The stock has lost nearly 40% of its value since Hackett took the reins as chief executive in May 2017 and has been at lows not seen since the depths of the Great Recession in 2009. In the year to date, Ford shares have lost 26%.
Last week, Ford reported a quarterly profit thanks to an investment by Volkswagen AG in its self-driving Argo AI unit, more than offsetting a loss caused by a coronavirus-induced production shutdown.
Ford said it expects a full-year loss, but added it should have ample cash on hand through the rest of 2020, even if global demand falls further or the coronavirus pandemic forces further shutdowns of vehicle assembly plants.
Ford executives insisted that although the company had dramatically scaled back the amount it will spend on a global restructuring of its business, that overhaul had not stalled.

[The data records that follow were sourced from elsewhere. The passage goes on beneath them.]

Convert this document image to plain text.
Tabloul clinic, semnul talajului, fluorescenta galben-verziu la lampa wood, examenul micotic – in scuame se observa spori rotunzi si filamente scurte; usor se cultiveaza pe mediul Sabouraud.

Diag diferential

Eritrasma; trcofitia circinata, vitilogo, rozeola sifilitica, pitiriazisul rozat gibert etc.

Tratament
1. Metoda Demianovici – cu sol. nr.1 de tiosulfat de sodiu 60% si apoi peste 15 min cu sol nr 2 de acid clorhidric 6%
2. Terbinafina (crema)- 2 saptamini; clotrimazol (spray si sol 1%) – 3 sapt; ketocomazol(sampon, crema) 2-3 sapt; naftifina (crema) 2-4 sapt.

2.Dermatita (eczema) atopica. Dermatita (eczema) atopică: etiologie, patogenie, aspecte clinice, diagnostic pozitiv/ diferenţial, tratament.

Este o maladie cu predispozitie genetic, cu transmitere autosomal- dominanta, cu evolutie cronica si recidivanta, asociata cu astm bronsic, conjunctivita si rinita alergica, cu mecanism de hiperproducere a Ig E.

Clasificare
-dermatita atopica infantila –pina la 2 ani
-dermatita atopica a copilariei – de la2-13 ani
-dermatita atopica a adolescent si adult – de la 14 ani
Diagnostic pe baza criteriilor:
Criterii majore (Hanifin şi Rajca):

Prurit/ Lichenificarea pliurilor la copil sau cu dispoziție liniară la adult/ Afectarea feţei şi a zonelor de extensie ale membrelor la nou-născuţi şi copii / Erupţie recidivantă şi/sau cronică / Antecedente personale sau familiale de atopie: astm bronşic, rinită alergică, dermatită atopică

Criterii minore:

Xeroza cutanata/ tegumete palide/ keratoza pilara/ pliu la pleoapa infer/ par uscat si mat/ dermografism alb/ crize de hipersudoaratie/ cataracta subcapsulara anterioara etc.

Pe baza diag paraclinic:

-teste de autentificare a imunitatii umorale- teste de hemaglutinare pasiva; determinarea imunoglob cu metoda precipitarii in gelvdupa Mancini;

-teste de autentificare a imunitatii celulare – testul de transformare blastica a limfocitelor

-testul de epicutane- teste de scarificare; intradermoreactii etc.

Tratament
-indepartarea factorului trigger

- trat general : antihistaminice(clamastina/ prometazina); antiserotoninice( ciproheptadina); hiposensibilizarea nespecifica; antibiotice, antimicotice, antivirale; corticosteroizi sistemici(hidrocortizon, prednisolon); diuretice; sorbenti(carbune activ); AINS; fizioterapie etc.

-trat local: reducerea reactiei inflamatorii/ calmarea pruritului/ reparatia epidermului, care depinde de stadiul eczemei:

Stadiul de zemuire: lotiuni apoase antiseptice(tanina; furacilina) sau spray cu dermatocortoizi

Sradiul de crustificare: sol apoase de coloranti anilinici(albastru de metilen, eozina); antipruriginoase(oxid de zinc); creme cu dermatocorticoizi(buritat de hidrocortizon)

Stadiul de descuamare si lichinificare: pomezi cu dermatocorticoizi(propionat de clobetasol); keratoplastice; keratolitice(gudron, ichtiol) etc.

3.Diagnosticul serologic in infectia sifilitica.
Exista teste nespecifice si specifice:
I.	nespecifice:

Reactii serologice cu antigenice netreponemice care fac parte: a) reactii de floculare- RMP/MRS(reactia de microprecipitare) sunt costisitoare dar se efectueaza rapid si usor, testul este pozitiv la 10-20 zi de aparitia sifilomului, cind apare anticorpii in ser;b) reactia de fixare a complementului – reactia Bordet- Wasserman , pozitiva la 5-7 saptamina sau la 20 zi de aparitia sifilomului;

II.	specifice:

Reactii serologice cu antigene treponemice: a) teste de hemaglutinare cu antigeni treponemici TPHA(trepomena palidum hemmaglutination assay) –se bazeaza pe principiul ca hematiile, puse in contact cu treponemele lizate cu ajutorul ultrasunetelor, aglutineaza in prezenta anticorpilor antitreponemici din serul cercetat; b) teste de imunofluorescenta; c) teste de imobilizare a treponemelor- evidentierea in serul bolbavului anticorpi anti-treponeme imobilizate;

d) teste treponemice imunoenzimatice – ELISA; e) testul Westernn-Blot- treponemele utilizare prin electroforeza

The No.2 U.S. automaker also faces slumping demand in China, its second-largest market.
Ford lost $771 million in China last year, about half its 2018 loss, and its market share there has shrunk. The company has struggled to revive sales in China since its business began slumping in late 2017.
In an SEC filing, Ford said Farley's annualized base salary increased to $1,700,000 from $1,400,000, while Hackett's remained unchanged at $1.8 million. Farley will receive stock options valued at $4,000,000.
Hackett’s total compensation, including stock options, fell to $17.4 million in 2019 from $17.8 million in 2018. He will cease to have access to private aircraft for personal travel effective Oct. 1. Ford will consider an equity grant for Hackett in March 2021 based on his performance and contributions as a company advisor in the first quarter of 2021.
Farley previously led Lincoln, South America, Ford of Europe and all of Ford’s global markets in successive roles.
He is credited, along with Hackett, with forcing a redesign before Ford's introduction of the all-electric Mach-E crossover, and the decision to make it a Mustang vehicle, leveraging that iconic brand.
In a Tuesday conference call with media, Farley said Ford faces competition from a wide variety of companies.
“It’s Amazon, Baidu, Tesla, Apple, Toyota and others.”